In quattro anni (scarsi) di attività, il Comitato di applicazione del Codice di autoregolamentazione TV e minori ha preso in esame 1542 casi, ha aperto 453 procedimenti, ha adottato 163 risoluzioni di violazione del Codice


Ha inoltre deliberato 141 raccomandazioni e 25 documenti di indirizzo. Ha infine segnalato direttamente all’Autorità per le Garanzie nelle Comunicazioni 94 casi di programmi del tipo “a luci rosse”, trasmessi in orario notturno generalmente su emittenti locali. Questo in sintesi emerge dal consuntivo che è stato illustrato stamane ai mezzi di informazione, alla presenza del Ministro delle Comunicazioni on. Paolo Gentiloni.
Le emittenti colpite da risoluzioni hanno dovuto darne comunicazione nei loro stessi notiziari. Le risoluzioni e le segnalazioni sono state poi via via rimesse all’Autorità per le Garanzie nelle Comunicazioni, che in alcuni casi ha archiviato, in altri li ha tuttora in esame, in altri ancora ha erogato sanzioni pecuniarie. Ciò è avvenuto finora per una cinquantina di casi. L’ammontare delle sanzioni pecuniarie è stato aumentato dalla Legge 112 del 2004 (la cosìddetta Legge Gasparri). La sanzione più alta sinora irrogata è ammontata a 200 mila euro; riguarda lo scontro Zequila-Pappalardo in “Domenica In” su RAI 1.
I profili di violazione più spesso rilevati hanno riguardato la violenza nelle sue varie forme, la volgarità, l’offesa alla dignità della persona. Quanto al genere di programmi, le violazioni riscontrate hanno riguardato soprattutto: i film e più in generale la fiction: i talk show, i reality show, i varietà, l’informazione.
Quanto alla ripartizione per emittente, 77 delle risoluzioni hanno riguardato programmi Mediaset, 45 programmi RAI, 14 programmi di “La 7”.
Il Comitato è composto da 15 membri effettivi e altrettanti supplenti, nominati dal Ministro delle Comunicazioni d’intesa col Presidente dell’Autorità per le Garanzie nelle Comunicazioni.

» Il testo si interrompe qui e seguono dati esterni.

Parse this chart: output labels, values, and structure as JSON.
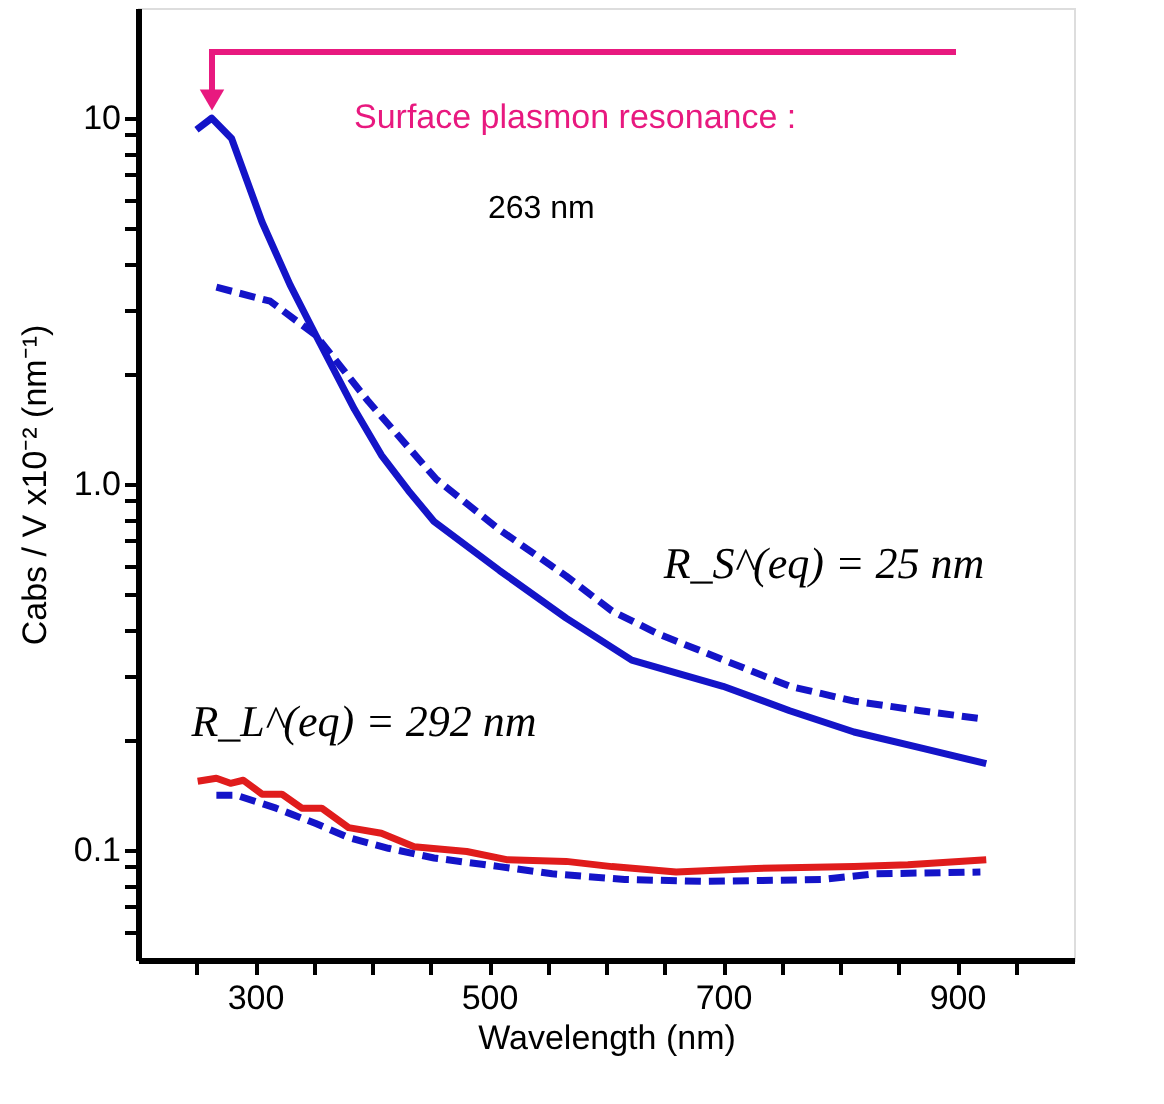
{
  "chart_data": {
    "type": "line",
    "xlabel": "Wavelength (nm)",
    "ylabel": "Cabs / V x10⁻² (nm⁻¹)",
    "log": "y",
    "xlim": [
      200,
      1000
    ],
    "ylim": [
      0.05,
      20
    ],
    "xticks": [
      {
        "value": 250,
        "label": null
      },
      300,
      {
        "value": 350,
        "label": null
      },
      {
        "value": 400,
        "label": null
      },
      {
        "value": 450,
        "label": null
      },
      500,
      {
        "value": 550,
        "label": null
      },
      {
        "value": 600,
        "label": null
      },
      {
        "value": 650,
        "label": null
      },
      700,
      {
        "value": 750,
        "label": null
      },
      {
        "value": 800,
        "label": null
      },
      {
        "value": 850,
        "label": null
      },
      900,
      {
        "value": 950,
        "label": null
      }
    ],
    "yticks": [
      {
        "value": 0.06,
        "label": null
      },
      {
        "value": 0.07,
        "label": null
      },
      {
        "value": 0.08,
        "label": null
      },
      {
        "value": 0.09,
        "label": null
      },
      0.1,
      {
        "value": 0.2,
        "label": null
      },
      {
        "value": 0.3,
        "label": null
      },
      {
        "value": 0.4,
        "label": null
      },
      {
        "value": 0.5,
        "label": null
      },
      {
        "value": 0.6,
        "label": null
      },
      {
        "value": 0.7,
        "label": null
      },
      {
        "value": 0.8,
        "label": null
      },
      {
        "value": 0.9,
        "label": null
      },
      {
        "value": 1,
        "label": "1.0"
      },
      {
        "value": 2,
        "label": null
      },
      {
        "value": 3,
        "label": null
      },
      {
        "value": 4,
        "label": null
      },
      {
        "value": 5,
        "label": null
      },
      {
        "value": 6,
        "label": null
      },
      {
        "value": 7,
        "label": null
      },
      {
        "value": 8,
        "label": null
      },
      {
        "value": 9,
        "label": null
      },
      10
    ],
    "grid": false,
    "series": [
      {
        "color": "#1414c8",
        "line_style": "solid",
        "x": [
          250,
          263,
          280,
          306,
          330,
          352,
          385,
          408,
          431,
          453,
          509,
          566,
          622,
          700,
          757,
          812,
          869,
          925
        ],
        "values": [
          9.3,
          10,
          8.8,
          5.2,
          3.5,
          2.55,
          1.6,
          1.2,
          0.96,
          0.79,
          0.58,
          0.43,
          0.33,
          0.28,
          0.24,
          0.21,
          0.19,
          0.172
        ]
      },
      {
        "color": "#1414c8",
        "line_style": "dashed",
        "x": [
          267,
          313,
          352,
          397,
          455,
          509,
          566,
          605,
          644,
          701,
          757,
          812,
          869,
          922
        ],
        "values": [
          3.45,
          3.16,
          2.55,
          1.68,
          1.03,
          0.75,
          0.56,
          0.45,
          0.39,
          0.33,
          0.28,
          0.255,
          0.24,
          0.228
        ]
      },
      {
        "color": "#e01c1c",
        "line_style": "solid",
        "x": [
          251,
          267,
          279,
          290,
          306,
          323,
          340,
          357,
          380,
          408,
          436,
          481,
          515,
          566,
          605,
          660,
          728,
          812,
          858,
          925
        ],
        "values": [
          0.154,
          0.157,
          0.152,
          0.155,
          0.142,
          0.142,
          0.13,
          0.13,
          0.115,
          0.111,
          0.102,
          0.099,
          0.094,
          0.093,
          0.09,
          0.087,
          0.089,
          0.09,
          0.091,
          0.094
        ]
      },
      {
        "color": "#1414c8",
        "line_style": "dashed",
        "x": [
          267,
          284,
          318,
          352,
          380,
          414,
          453,
          509,
          554,
          616,
          684,
          785,
          830,
          920
        ],
        "values": [
          0.141,
          0.141,
          0.13,
          0.118,
          0.108,
          0.101,
          0.095,
          0.09,
          0.086,
          0.083,
          0.082,
          0.083,
          0.086,
          0.087
        ]
      }
    ],
    "annotations": [
      "Surface plasmon resonance :",
      "263 nm",
      "R_S^(eq) = 25 nm",
      "R_L^(eq) = 292 nm"
    ]
  }
}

Sono espressione per un terzo delle istituzioni, per un terzo delle televisioni, per un terzo dei telespettatori.
Presidente del Comitato è il giornalista Emilio Rossi, già direttore del TG1; vicepresidenti sono il presidente emerito della Corte Costituzionale Riccardo Chieppa e l’ing. Bianca Papini.
Previsto dal Codice di autoregolamentazione, il Comitato è stato poi “legificato” dalla legge di sistema 212/04, trasfuso nel T.U. di cui al D. Legislativo 177/05.

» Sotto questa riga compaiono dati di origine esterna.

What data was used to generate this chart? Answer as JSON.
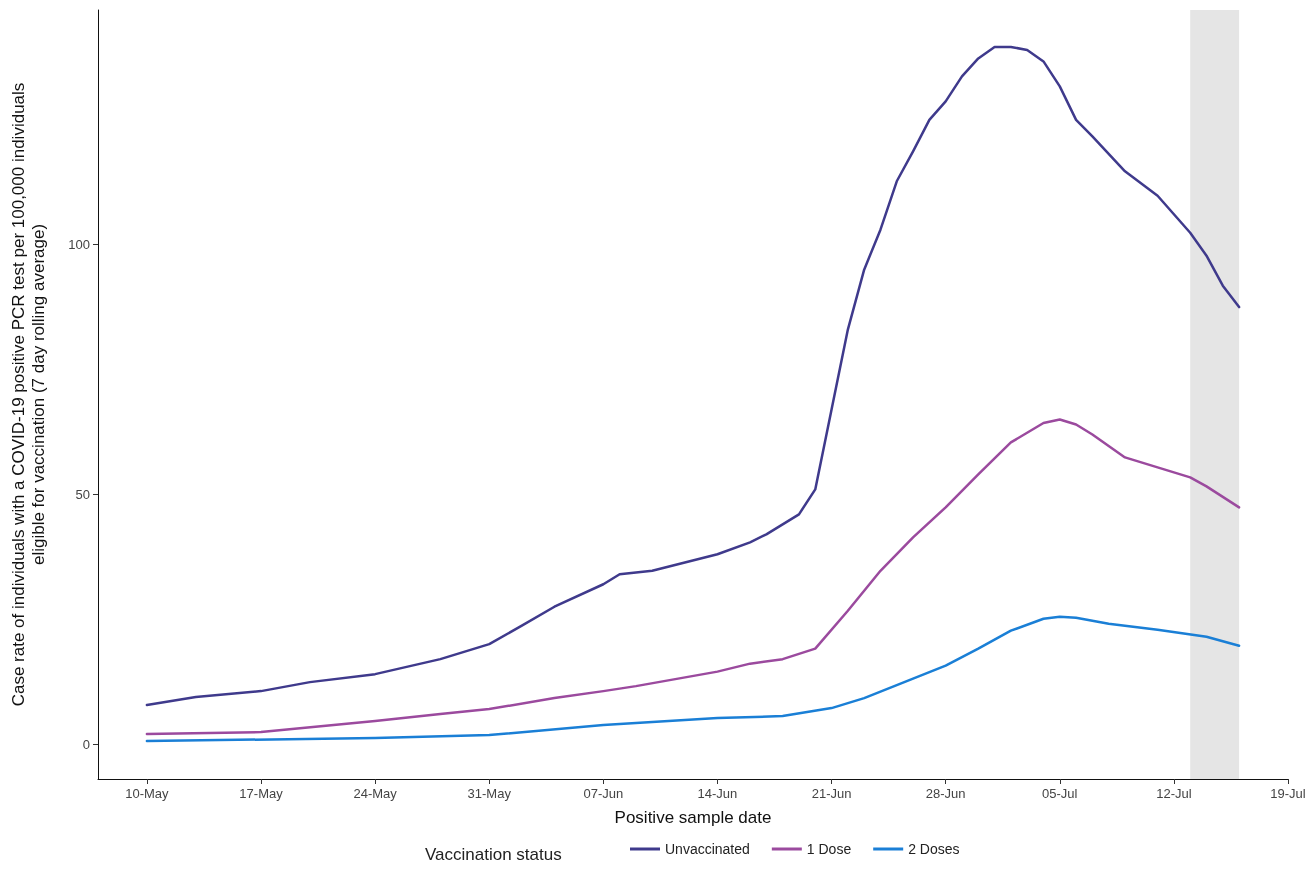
{
  "chart_data": {
    "type": "line",
    "xlabel": "Positive sample date",
    "ylabel": "Case rate of individuals with a COVID-19 positive PCR test per 100,000 individuals\neligible for vaccination (7 day rolling average)",
    "legend_title": "Vaccination status",
    "legend": "bottom",
    "grid": false,
    "marker": "none",
    "line_style": "solid",
    "xlim": [
      "--05-07",
      "--07-19"
    ],
    "xticks": [
      {
        "value": "--05-10",
        "label": "10-May"
      },
      {
        "value": "--05-17",
        "label": "17-May"
      },
      {
        "value": "--05-24",
        "label": "24-May"
      },
      {
        "value": "--05-31",
        "label": "31-May"
      },
      {
        "value": "--06-07",
        "label": "07-Jun"
      },
      {
        "value": "--06-14",
        "label": "14-Jun"
      },
      {
        "value": "--06-21",
        "label": "21-Jun"
      },
      {
        "value": "--06-28",
        "label": "28-Jun"
      },
      {
        "value": "--07-05",
        "label": "05-Jul"
      },
      {
        "value": "--07-12",
        "label": "12-Jul"
      },
      {
        "value": "--07-19",
        "label": "19-Jul"
      }
    ],
    "ylim": [
      -7,
      147
    ],
    "yticks": [
      0,
      50,
      100
    ],
    "bands": [
      {
        "axis": "x",
        "from": "--07-13",
        "to": "--07-16",
        "label": null,
        "color": "#e5e5e5"
      }
    ],
    "series": [
      {
        "name": "Unvaccinated",
        "color": "#3f3a8c",
        "x": [
          "--05-10",
          "--05-13",
          "--05-17",
          "--05-20",
          "--05-24",
          "--05-26",
          "--05-28",
          "--05-31",
          "--06-02",
          "--06-04",
          "--06-07",
          "--06-08",
          "--06-10",
          "--06-14",
          "--06-16",
          "--06-17",
          "--06-19",
          "--06-20",
          "--06-21",
          "--06-22",
          "--06-23",
          "--06-24",
          "--06-25",
          "--06-26",
          "--06-27",
          "--06-28",
          "--06-29",
          "--06-30",
          "--07-01",
          "--07-02",
          "--07-03",
          "--07-04",
          "--07-05",
          "--07-06",
          "--07-07",
          "--07-09",
          "--07-11",
          "--07-13",
          "--07-14",
          "--07-15",
          "--07-16"
        ],
        "values": [
          7.8,
          9.4,
          10.6,
          12.4,
          14,
          15.5,
          17,
          20,
          23.7,
          27.5,
          32,
          34,
          34.7,
          38,
          40.4,
          42,
          46,
          51,
          67,
          83,
          95,
          103,
          112.7,
          118.7,
          125,
          128.7,
          133.7,
          137.3,
          139.6,
          139.6,
          139,
          136.7,
          131.7,
          125,
          121.7,
          114.7,
          109.8,
          102.4,
          97.8,
          91.8,
          87.5
        ]
      },
      {
        "name": "1 Dose",
        "color": "#9b4a9e",
        "x": [
          "--05-10",
          "--05-17",
          "--05-24",
          "--05-28",
          "--05-31",
          "--06-04",
          "--06-07",
          "--06-09",
          "--06-14",
          "--06-16",
          "--06-18",
          "--06-20",
          "--06-22",
          "--06-24",
          "--06-26",
          "--06-28",
          "--06-30",
          "--07-02",
          "--07-04",
          "--07-05",
          "--07-06",
          "--07-07",
          "--07-09",
          "--07-11",
          "--07-13",
          "--07-14",
          "--07-16"
        ],
        "values": [
          2,
          2.4,
          4.6,
          6,
          7,
          9.2,
          10.6,
          11.6,
          14.5,
          16.1,
          17,
          19.1,
          26.7,
          34.7,
          41.4,
          47.4,
          54,
          60.4,
          64.3,
          65,
          64,
          62,
          57.4,
          55.4,
          53.4,
          51.6,
          47.4
        ]
      },
      {
        "name": "2 Doses",
        "color": "#1a7fd6",
        "x": [
          "--05-10",
          "--05-24",
          "--05-31",
          "--06-07",
          "--06-14",
          "--06-18",
          "--06-21",
          "--06-23",
          "--06-26",
          "--06-28",
          "--06-30",
          "--07-02",
          "--07-04",
          "--07-05",
          "--07-06",
          "--07-08",
          "--07-11",
          "--07-14",
          "--07-16"
        ],
        "values": [
          0.6,
          1.2,
          1.8,
          3.8,
          5.2,
          5.6,
          7.2,
          9.2,
          13.1,
          15.7,
          19.1,
          22.7,
          25.1,
          25.5,
          25.3,
          24.1,
          22.9,
          21.5,
          19.7
        ]
      }
    ]
  }
}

Negli ultimi tempi numerosi fatti in sede istituzionale hanno rafforzato la tutela dei minori. Le linee guida emesse dall’AG.Com e approvate dal Ministro delle Comunicazioni per il contratto di servizio Stato-RAI, la stessa bozza del nuovo contratto triennale, la pronuncia dell’AG.Com che ha rigettato le riserve che la RAI aveva ritenuto di formulare a riguardo della natura e dei poteri del Comitato, hanno portato ad una chiarificazione dei rapporti anomali che si erano venuti a creare. La concessionaria del servizio pubblico ha ora ritirato le proprie pregiudiziali e confermata la propria disponibilità a collaborare.
Si segnala anche la nuova Carta di Treviso a riguardo della privacy e dei minori, varata dall’Ordine dei giornalisti con l’avallo dell’Autorità per la protezione dei dati personali e un Atto di indirizzo deliberato a novembre dall’AG.Com per tutelare, nei programmi televisivi di intrattenimento, la dignità della persona e l’equilibrata crescita fisica, psicologica, morale dei minori.
Infine, in sede europea, è ormai in dirittura di arrivo presso il Consiglio dei Ministri la nuova versione della direttiva “Televisioni senza frontiere”, che rafforza la tutela dei minori.
Proprio in questi giorni 10.800 mila copie del Codice di autoregolamentazione sono in distribuzione a cura del Ministero della Pubblica Istruzione, presso le articolazioni territoriali della scuola italiana. Dal mondo degli insegnanti, delle famiglie, degli stessi ragazzi ci si attende un partecipe interessamento in vista di una televisione migliore soprattutto per le giovanissime generazioni.